Мистер Дунбар распорядился принять своего нищенски одетого друга. Майора немедленно провели в комнату, где банкир еще обедал за круглым столом вблизи камина. Комната эта представляла собой настоящую картину комфорта и роскоши, в особенности для майора Вернона, который вступил в нее прямо с холода пасмурной ночи. Глаза майора были почти ослеплены блеском этой комнаты. Этот человек был отверженец, но он начал свою жизнь джентльменом. Он знавал некогда подобные комнаты, но с тех пор прошло сорок несчастных лет. В его воображении теперь предстала другая хорошенькая, освещенная лампой гостиная; в кресле с высокой спинкой сидит старик; рядом почтенная старушка, занятая работой, и две хорошенькие девушки; перед камином лежит, растянувшись, любимая балованная собачонка; наконец, молодой человек, недавно приехавший из училища, зевает над газетой; он презирает невинные удовольствия домашней жизни, дружбу сестер и любовь нежной матери и с нетерпением жаждет поскорее возвратиться к шумным пирушкам, к пьяным оргиям, картежной игре.

Майор глубоко вздохнул, оглядывая комнату.
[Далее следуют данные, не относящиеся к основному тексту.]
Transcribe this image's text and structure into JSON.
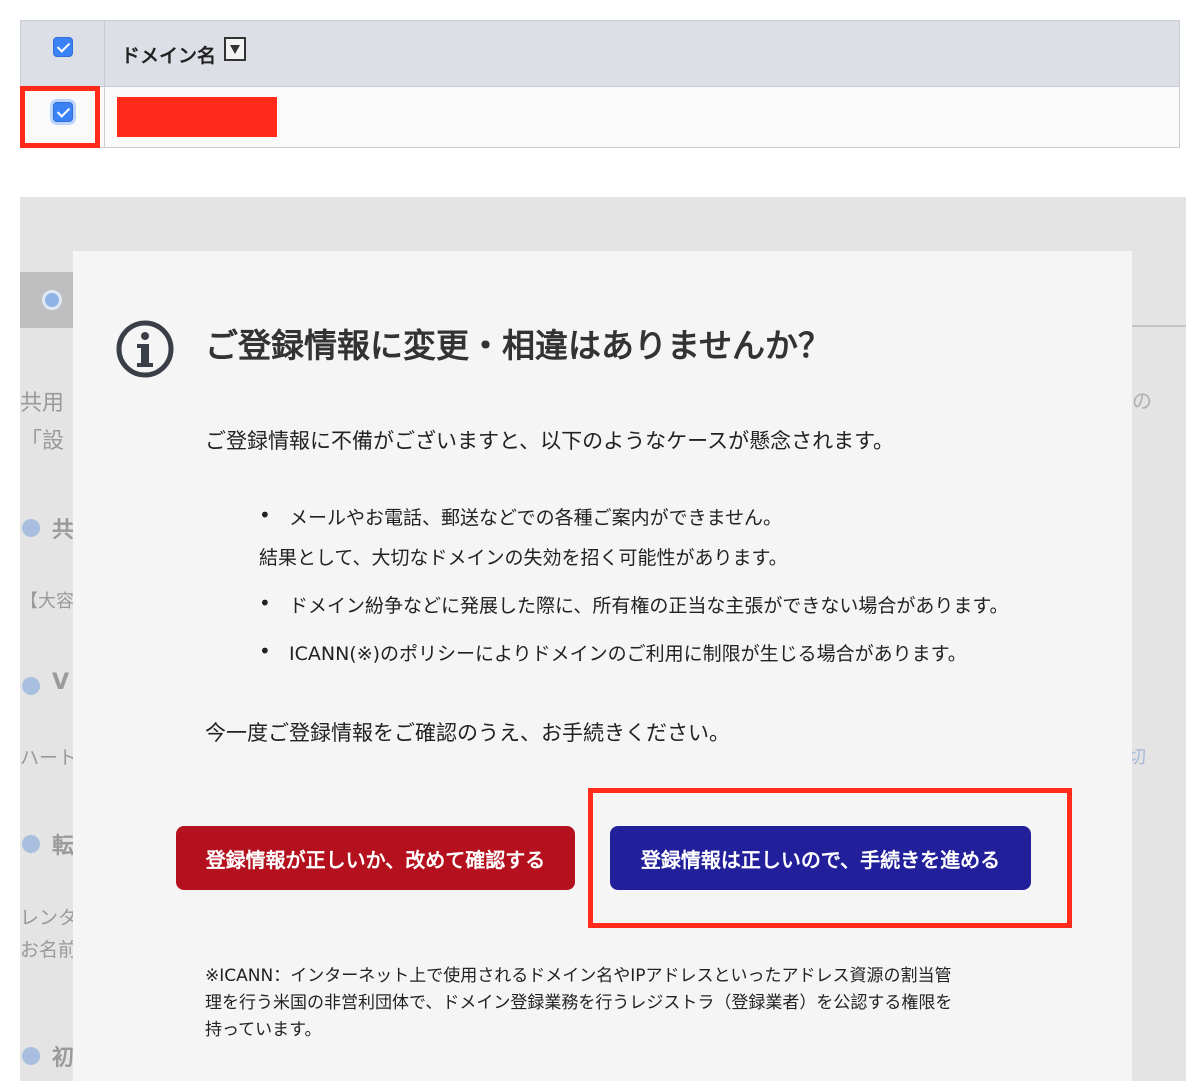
{
  "domain_table": {
    "header_label": "ドメイン名",
    "header_checked": true,
    "row_checked": true
  },
  "background_page": {
    "lines": [
      "共用",
      "「設",
      "共",
      "【大容",
      "V",
      "ハート",
      "転",
      "レンタ",
      "お名前",
      "初"
    ],
    "right_fragments": [
      "の",
      "切"
    ]
  },
  "modal": {
    "title": "ご登録情報に変更・相違はありませんか？",
    "intro": "ご登録情報に不備がございますと、以下のようなケースが懸念されます。",
    "bullets": [
      "メールやお電話、郵送などでの各種ご案内ができません。",
      "ドメイン紛争などに発展した際に、所有権の正当な主張ができない場合があります。",
      "ICANN(※)のポリシーによりドメインのご利用に制限が生じる場合があります。"
    ],
    "bullet1_continuation": "結果として、大切なドメインの失効を招く可能性があります。",
    "confirm": "今一度ご登録情報をご確認のうえ、お手続きください。",
    "buttons": {
      "recheck": "登録情報が正しいか、改めて確認する",
      "proceed": "登録情報は正しいので、手続きを進める"
    },
    "footnote_lines": [
      "※ICANN：インターネット上で使用されるドメイン名やIPアドレスといったアドレス資源の割当管",
      "理を行う米国の非営利団体で、ドメイン登録業務を行うレジストラ（登録業者）を公認する権限を",
      "持っています。"
    ]
  },
  "colors": {
    "highlight": "#ff2a1a",
    "recheck_button": "#b5101e",
    "proceed_button": "#221f9a",
    "checkbox": "#3b82f6"
  },
  "icons": [
    "info-icon",
    "sort-icon",
    "checkbox-checked-icon"
  ]
}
Но вскоре на его лице заиграла злобная улыбка, когда глаза его обратились от роскошно обитых стен и окна, перед которым на столе стояла индийская ваза с тепличными цветами, наполняющими комнату приятным ароматом жасмина и миндаля, на владельца этой комнаты, на Генри Дунбара.

— Здесь очень комфортно, — сказал майор Вернон. — Самое меньшее, что можно сказать, здесь очень комфортно. И, имея еще баланс в полмиллиона или около того у своего банкира или в собственном банке, что еще лучше, можно поживать недурно, не так ли, мистер Дунбар?

— Садитесь и кушайте, — ответил банкир. — Мы с вами потом поговорим.

Майор послушался дельного совета. Он развернул три или четыре аршина грязной шерстяной материи, обертывавшей его шею, отогнул стоячий воротник своего сюртука, придвинул стул к самому столу и принялся за работу. Вскоре с парой рябчиков и с бутылкой мозельвейна было покончено.

Когда убрали со стола и старые приятели остались наедине, майор Вернон положил свои длинные ноги на железную решетку камина, сунул руки в карманы своих панталон и вздохнул от удовольствия.